できると踏んだからこそ、僕はそれを目的にすることができる。



さて、その素敵なものをめぐる冒険。

これはあてのない冒険なんだ。

終わりが設定されていないんだ。

終わるとき、それは僕が死ぬときなんだ。


観光とは違う。旅とも違う。

素敵なものを見つければ、直ちにそこに向かうしかない。

目の前にヤマタノオロチが雄たけびをあげていても、

逃げることは許されないんだ。


もし、それが人ならば

僕はとても臆病で小心者で誤解を恐れる人間だけど

それでも声をかけなければならないんだ。

素敵であることを、直ちに伝えなければならないんだ。


素敵なものを眺めるのではなくて、素敵なものにコミットすることなんだ。




目的が決まれば、目の前の小さな選択もそのためにしなきゃならない。

欲や楽を選んでしまえば、僕は嘘つきになり、二度と立ち上がれなくなるかもしれない。

もしかすると、誰かを傷つけることになるかもしれない。

素敵なものをめぐるということは、素敵じゃないものをめぐらないということ。

ときには、素敵じゃないものを素敵じゃないと言わなきゃならない。

それは僕にとって簡単だけど、とても辛いことなんだ。




これからはじめるお店も、そのためにある。

この先出会うかもしれない大切な人も、目的のための過程になる。

もし、その人が目的を共有してくれたら、それは素晴らしいことだけど

もし、その人が受け入れてくれなければ、たとえどんなに愛していたとしても

捨てなければならない。


何か1つでも選び損ねれば、それは僕を損ねることになる。

素敵なものをめぐる資格を失うことになるんだ。

そして、それは僕の人生を決定的にする。

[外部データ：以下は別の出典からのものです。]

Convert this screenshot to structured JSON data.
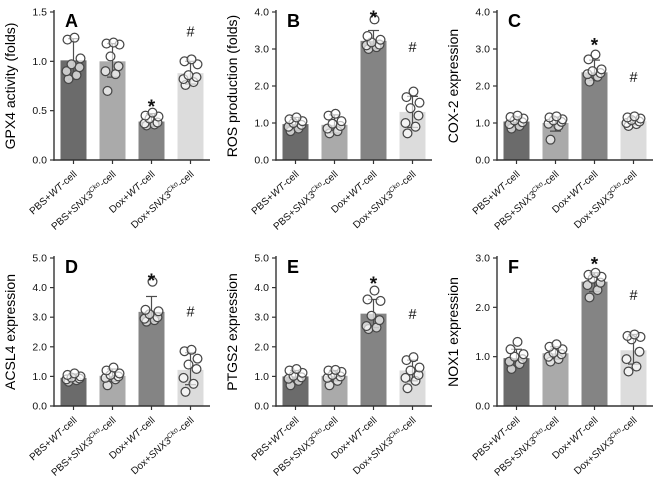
{
  "chart_data": {
    "type": "bar",
    "layout": "2x3-panel-grid",
    "legend_position": "none",
    "grid": false,
    "categories": [
      {
        "text": "PBS+WT-cell",
        "parts": [
          {
            "t": "PBS+"
          },
          {
            "t": "WT",
            "i": 1
          },
          {
            "t": "-cell"
          }
        ]
      },
      {
        "text": "PBS+SNX3Cko-cell",
        "parts": [
          {
            "t": "PBS+"
          },
          {
            "t": "SNX3",
            "i": 1
          },
          {
            "t": "Cko",
            "i": 1,
            "sup": 1
          },
          {
            "t": "-cell"
          }
        ]
      },
      {
        "text": "Dox+WT-cell",
        "parts": [
          {
            "t": "Dox+"
          },
          {
            "t": "WT",
            "i": 1
          },
          {
            "t": "-cell"
          }
        ]
      },
      {
        "text": "Dox+SNX3Cko-cell",
        "parts": [
          {
            "t": "Dox+"
          },
          {
            "t": "SNX3",
            "i": 1
          },
          {
            "t": "Cko",
            "i": 1,
            "sup": 1
          },
          {
            "t": "-cell"
          }
        ]
      }
    ],
    "bar_colors": [
      "#6b6b6b",
      "#aaaaaa",
      "#848484",
      "#dcdcdc"
    ],
    "styles": {
      "background": "#ffffff",
      "axis_color": "#333333",
      "text_color": "#111111",
      "point_fill": "#ffffff",
      "point_stroke": "#474747",
      "error_color": "#4d4d4d",
      "sig_color": "#111111"
    },
    "panels": [
      {
        "letter": "A",
        "ylabel": "GPX4 activity (folds)",
        "ylim": [
          0,
          1.5
        ],
        "yticks": [
          0,
          0.5,
          1,
          1.5
        ],
        "bars": [
          {
            "mean": 1.01,
            "err_lo": 0.82,
            "err_hi": 1.23,
            "points": [
              0.82,
              0.86,
              0.9,
              0.94,
              0.97,
              1.03,
              1.22,
              1.24
            ]
          },
          {
            "mean": 1.0,
            "err_lo": 0.84,
            "err_hi": 1.18,
            "points": [
              0.7,
              0.87,
              0.9,
              0.95,
              1.05,
              1.17,
              1.18,
              1.19
            ]
          },
          {
            "mean": 0.39,
            "err_lo": 0.34,
            "err_hi": 0.47,
            "points": [
              0.35,
              0.36,
              0.37,
              0.38,
              0.42,
              0.44,
              0.45,
              0.48
            ]
          },
          {
            "mean": 0.88,
            "err_lo": 0.77,
            "err_hi": 1.0,
            "points": [
              0.76,
              0.79,
              0.82,
              0.84,
              0.86,
              0.97,
              1.0,
              1.02
            ]
          }
        ],
        "sig": [
          {
            "symbol": "*",
            "group": 2,
            "y": 0.58
          },
          {
            "symbol": "#",
            "group": 3,
            "y": 1.3
          }
        ]
      },
      {
        "letter": "B",
        "ylabel": "ROS production (folds)",
        "ylim": [
          0,
          4
        ],
        "yticks": [
          0,
          1,
          2,
          3,
          4
        ],
        "bars": [
          {
            "mean": 0.97,
            "err_lo": 0.8,
            "err_hi": 1.15,
            "points": [
              0.78,
              0.85,
              0.9,
              0.95,
              1.0,
              1.05,
              1.1,
              1.15
            ]
          },
          {
            "mean": 0.95,
            "err_lo": 0.73,
            "err_hi": 1.22,
            "points": [
              0.72,
              0.78,
              0.85,
              0.92,
              0.98,
              1.05,
              1.2,
              1.25
            ]
          },
          {
            "mean": 3.22,
            "err_lo": 3.0,
            "err_hi": 3.5,
            "points": [
              3.0,
              3.05,
              3.1,
              3.12,
              3.18,
              3.25,
              3.35,
              3.8
            ]
          },
          {
            "mean": 1.3,
            "err_lo": 0.88,
            "err_hi": 1.72,
            "points": [
              0.72,
              0.9,
              1.0,
              1.2,
              1.4,
              1.55,
              1.7,
              1.85
            ]
          }
        ],
        "sig": [
          {
            "symbol": "*",
            "group": 2,
            "y": 3.95
          },
          {
            "symbol": "#",
            "group": 3,
            "y": 3.05
          }
        ]
      },
      {
        "letter": "C",
        "ylabel": "COX-2 expression",
        "ylim": [
          0,
          4
        ],
        "yticks": [
          0,
          1,
          2,
          3,
          4
        ],
        "bars": [
          {
            "mean": 1.04,
            "err_lo": 0.92,
            "err_hi": 1.17,
            "points": [
              0.85,
              0.92,
              0.97,
              1.02,
              1.07,
              1.12,
              1.16,
              1.2
            ]
          },
          {
            "mean": 1.0,
            "err_lo": 0.78,
            "err_hi": 1.16,
            "points": [
              0.55,
              0.92,
              0.98,
              1.03,
              1.07,
              1.1,
              1.15,
              1.18
            ]
          },
          {
            "mean": 2.37,
            "err_lo": 2.15,
            "err_hi": 2.7,
            "points": [
              2.12,
              2.25,
              2.32,
              2.35,
              2.4,
              2.45,
              2.72,
              2.85
            ]
          },
          {
            "mean": 1.05,
            "err_lo": 0.95,
            "err_hi": 1.15,
            "points": [
              0.92,
              0.97,
              1.0,
              1.04,
              1.08,
              1.12,
              1.15,
              1.18
            ]
          }
        ],
        "sig": [
          {
            "symbol": "*",
            "group": 2,
            "y": 3.2
          },
          {
            "symbol": "#",
            "group": 3,
            "y": 2.25
          }
        ]
      },
      {
        "letter": "D",
        "ylabel": "ACSL4 expression",
        "ylim": [
          0,
          5
        ],
        "yticks": [
          0,
          1,
          2,
          3,
          4,
          5
        ],
        "bars": [
          {
            "mean": 0.95,
            "err_lo": 0.85,
            "err_hi": 1.08,
            "points": [
              0.82,
              0.87,
              0.9,
              0.93,
              0.96,
              1.0,
              1.05,
              1.1
            ]
          },
          {
            "mean": 1.02,
            "err_lo": 0.83,
            "err_hi": 1.25,
            "points": [
              0.7,
              0.9,
              0.95,
              1.0,
              1.05,
              1.1,
              1.2,
              1.3
            ]
          },
          {
            "mean": 3.18,
            "err_lo": 2.85,
            "err_hi": 3.7,
            "points": [
              2.85,
              2.9,
              2.95,
              3.0,
              3.1,
              3.2,
              3.25,
              4.2
            ]
          },
          {
            "mean": 1.22,
            "err_lo": 0.72,
            "err_hi": 1.8,
            "points": [
              0.48,
              0.75,
              0.95,
              1.25,
              1.4,
              1.6,
              1.85,
              1.9
            ]
          }
        ],
        "sig": [
          {
            "symbol": "*",
            "group": 2,
            "y": 4.35
          },
          {
            "symbol": "#",
            "group": 3,
            "y": 3.2
          }
        ]
      },
      {
        "letter": "E",
        "ylabel": "PTGS2 expression",
        "ylim": [
          0,
          5
        ],
        "yticks": [
          0,
          1,
          2,
          3,
          4,
          5
        ],
        "bars": [
          {
            "mean": 1.0,
            "err_lo": 0.83,
            "err_hi": 1.2,
            "points": [
              0.7,
              0.85,
              0.92,
              0.97,
              1.02,
              1.12,
              1.2,
              1.25
            ]
          },
          {
            "mean": 1.02,
            "err_lo": 0.85,
            "err_hi": 1.2,
            "points": [
              0.7,
              0.85,
              0.95,
              1.0,
              1.05,
              1.15,
              1.2,
              1.22
            ]
          },
          {
            "mean": 3.12,
            "err_lo": 2.65,
            "err_hi": 3.6,
            "points": [
              2.6,
              2.65,
              2.7,
              2.9,
              3.05,
              3.55,
              3.6,
              3.9
            ]
          },
          {
            "mean": 1.2,
            "err_lo": 0.85,
            "err_hi": 1.55,
            "points": [
              0.6,
              0.85,
              0.95,
              1.05,
              1.2,
              1.3,
              1.55,
              1.65
            ]
          }
        ],
        "sig": [
          {
            "symbol": "*",
            "group": 2,
            "y": 4.25
          },
          {
            "symbol": "#",
            "group": 3,
            "y": 3.1
          }
        ]
      },
      {
        "letter": "F",
        "ylabel": "NOX1 expression",
        "ylim": [
          0,
          3
        ],
        "yticks": [
          0,
          1,
          2,
          3
        ],
        "bars": [
          {
            "mean": 0.97,
            "err_lo": 0.8,
            "err_hi": 1.15,
            "points": [
              0.75,
              0.85,
              0.9,
              0.95,
              1.0,
              1.05,
              1.15,
              1.3
            ]
          },
          {
            "mean": 1.07,
            "err_lo": 0.95,
            "err_hi": 1.2,
            "points": [
              0.9,
              0.95,
              1.0,
              1.05,
              1.08,
              1.15,
              1.2,
              1.25
            ]
          },
          {
            "mean": 2.52,
            "err_lo": 2.32,
            "err_hi": 2.7,
            "points": [
              2.2,
              2.35,
              2.45,
              2.5,
              2.58,
              2.62,
              2.66,
              2.7
            ]
          },
          {
            "mean": 1.13,
            "err_lo": 0.85,
            "err_hi": 1.45,
            "points": [
              0.7,
              0.8,
              0.95,
              1.1,
              1.35,
              1.4,
              1.42,
              1.45
            ]
          }
        ],
        "sig": [
          {
            "symbol": "*",
            "group": 2,
            "y": 2.95
          },
          {
            "symbol": "#",
            "group": 3,
            "y": 2.25
          }
        ]
      }
    ]
  }
}
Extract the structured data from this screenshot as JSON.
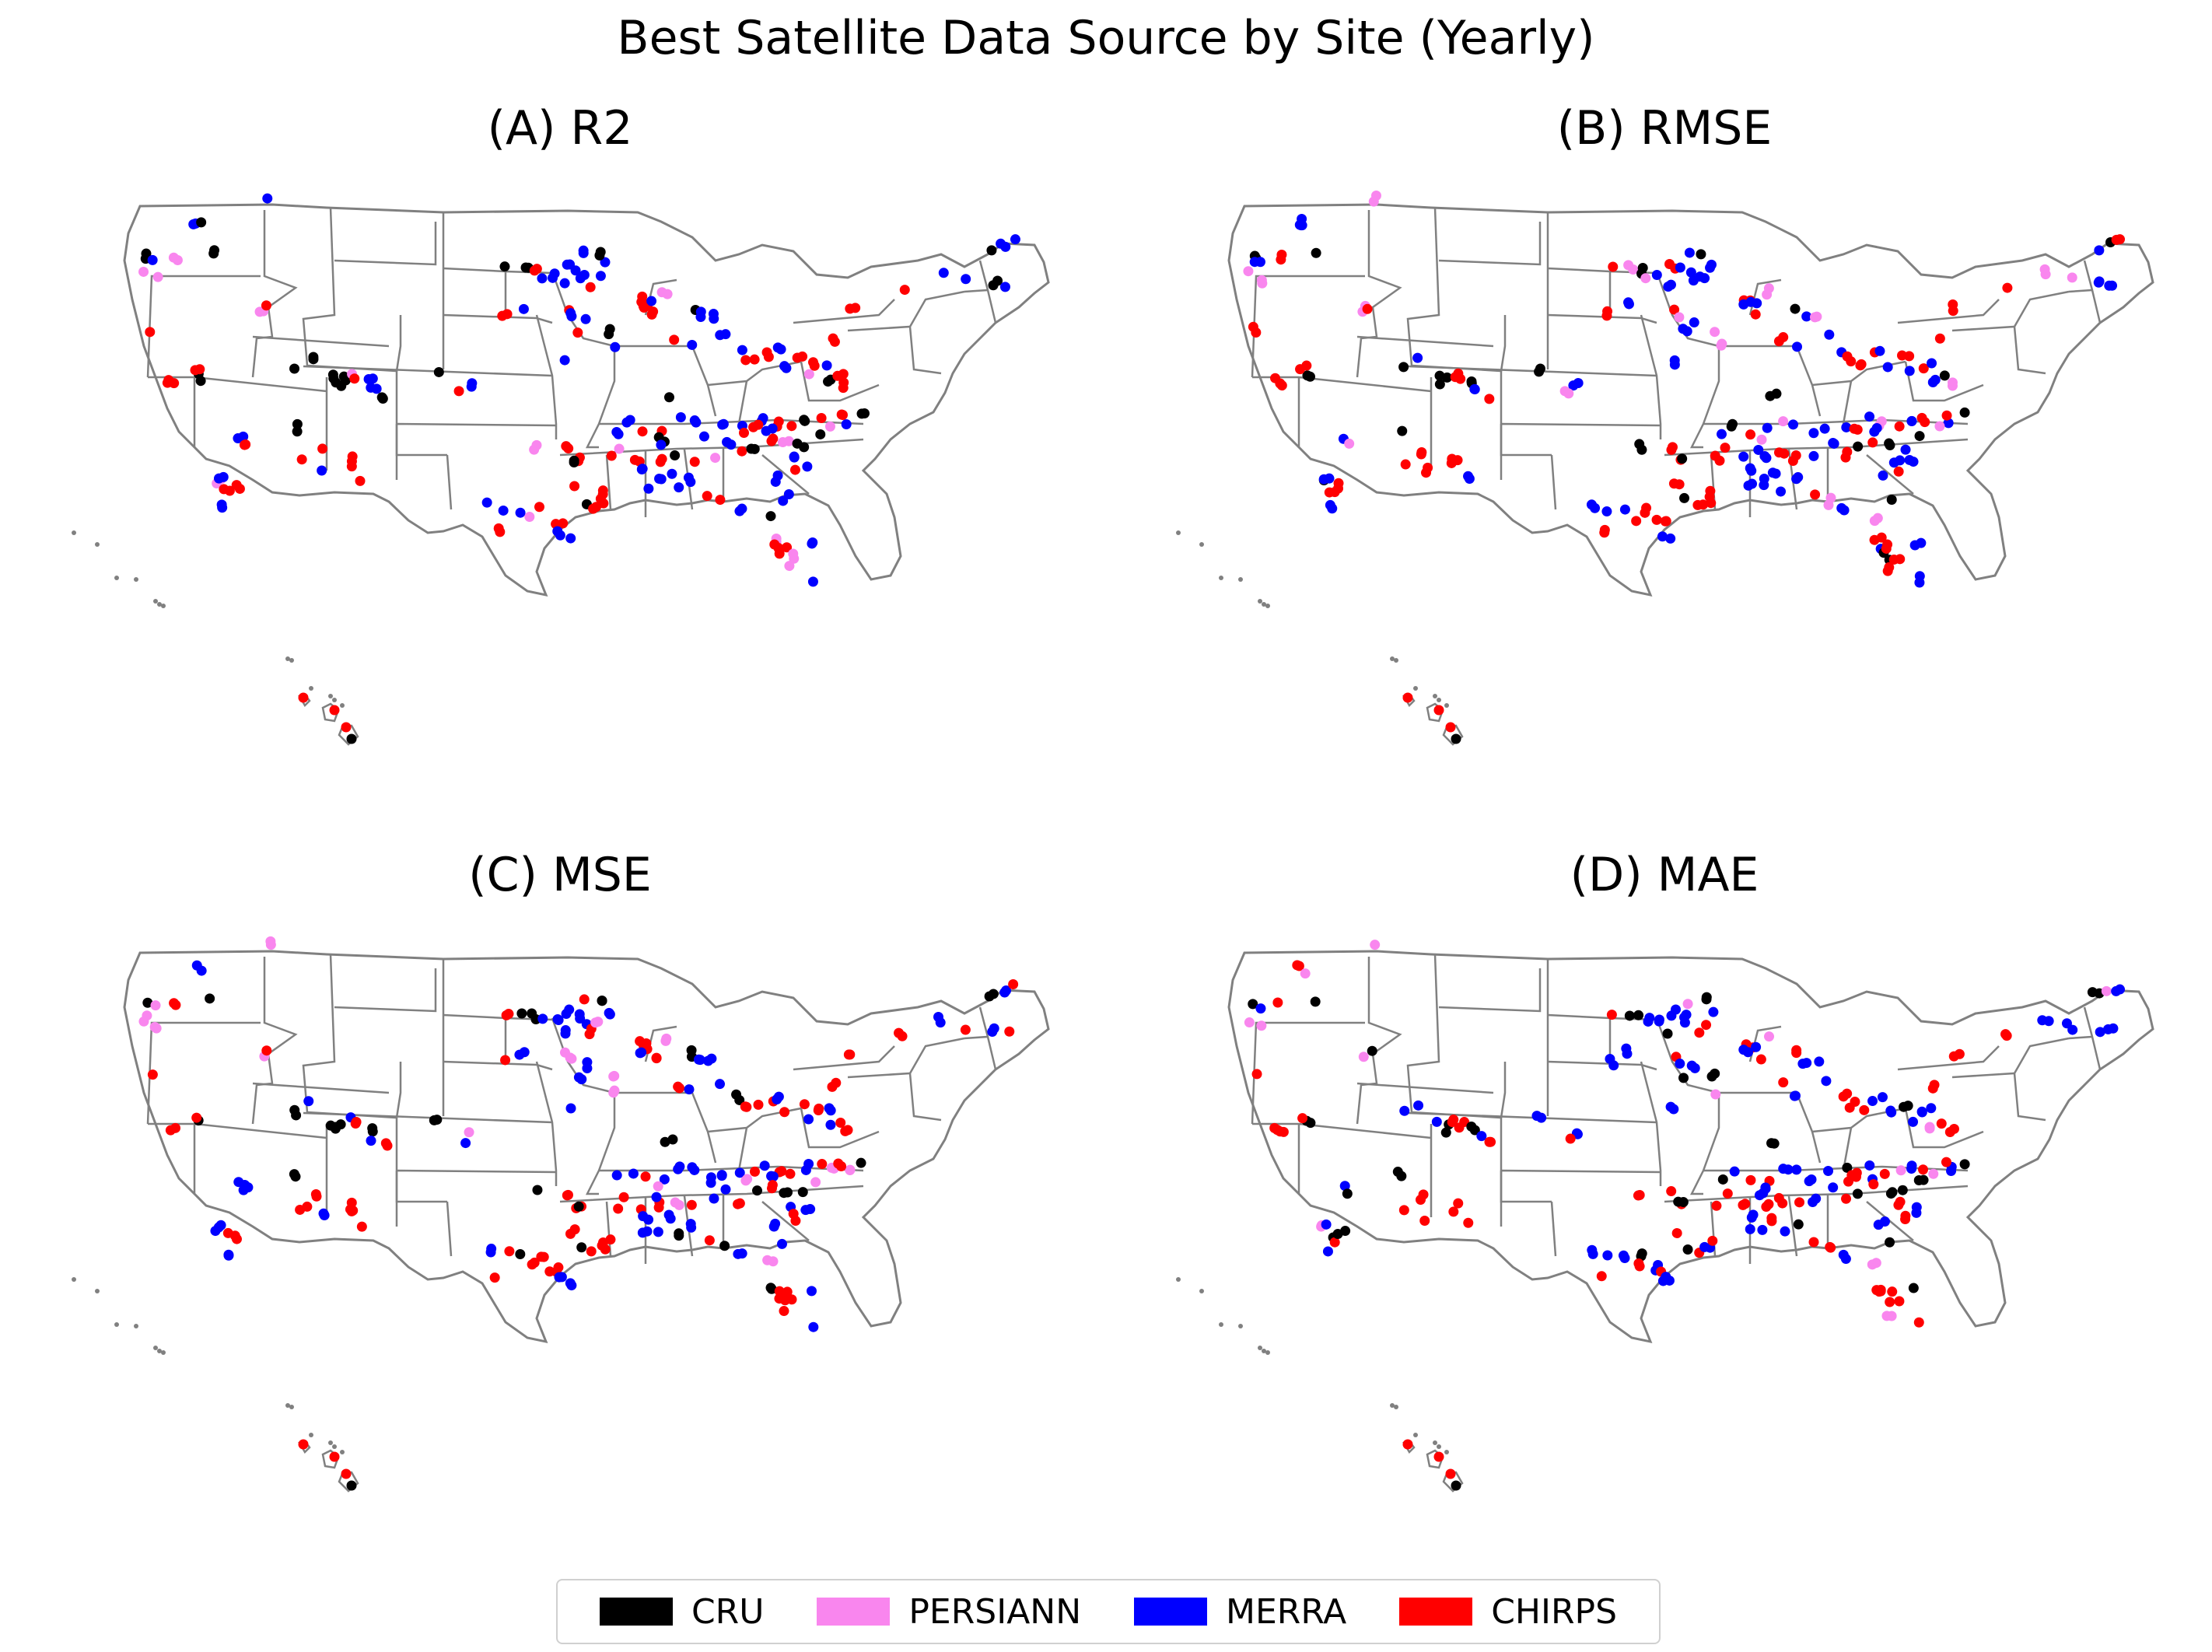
{
  "title": "Best Satellite Data Source by Site (Yearly)",
  "colors": {
    "CRU": "#000000",
    "PERSIANN": "#f986ee",
    "MERRA": "#0000ff",
    "CHIRPS": "#ff0000",
    "border": "#808080"
  },
  "legend": [
    {
      "label": "CRU",
      "color": "#000000"
    },
    {
      "label": "PERSIANN",
      "color": "#f986ee"
    },
    {
      "label": "MERRA",
      "color": "#0000ff"
    },
    {
      "label": "CHIRPS",
      "color": "#ff0000"
    }
  ],
  "panels": [
    {
      "title": "(A) R2"
    },
    {
      "title": "(B) RMSE"
    },
    {
      "title": "(C) MSE"
    },
    {
      "title": "(D) MAE"
    }
  ]
}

生きながらの死を決定するものになる。

それだけの覚悟をしての目的なんだ。


そうやって集めた素敵なものたちを

この世界のどこかに刻み付けて僕は消えていく。

こんな生き方素敵じゃないか。

そう、仮に最終目的地をつくるとすれば

それは生き切って僕自身が素敵なものになることだ。

あの南アルプスの山々みたいに。




青臭いとか幼いとか言われるのは仕方ないにしても

僕はただのロマンで語ってるわけじゃない。

ロマン的なものを、夢想的なものを現実に引っ張り込み

大地に根付かせてやろうとする野望なんだ。

本当にできるのか、やり遂げて証明したいんだ。

こういう人生もある。

結果的にではなく、過程を踏まえて意識的に

こういう人生もあるんだと、どこかに刻んでこの世から消えたいんだ。



最後にしては酷い文だけど

いつものことだからしかたない。

とりあえず、これでここでの僕は終わりだ。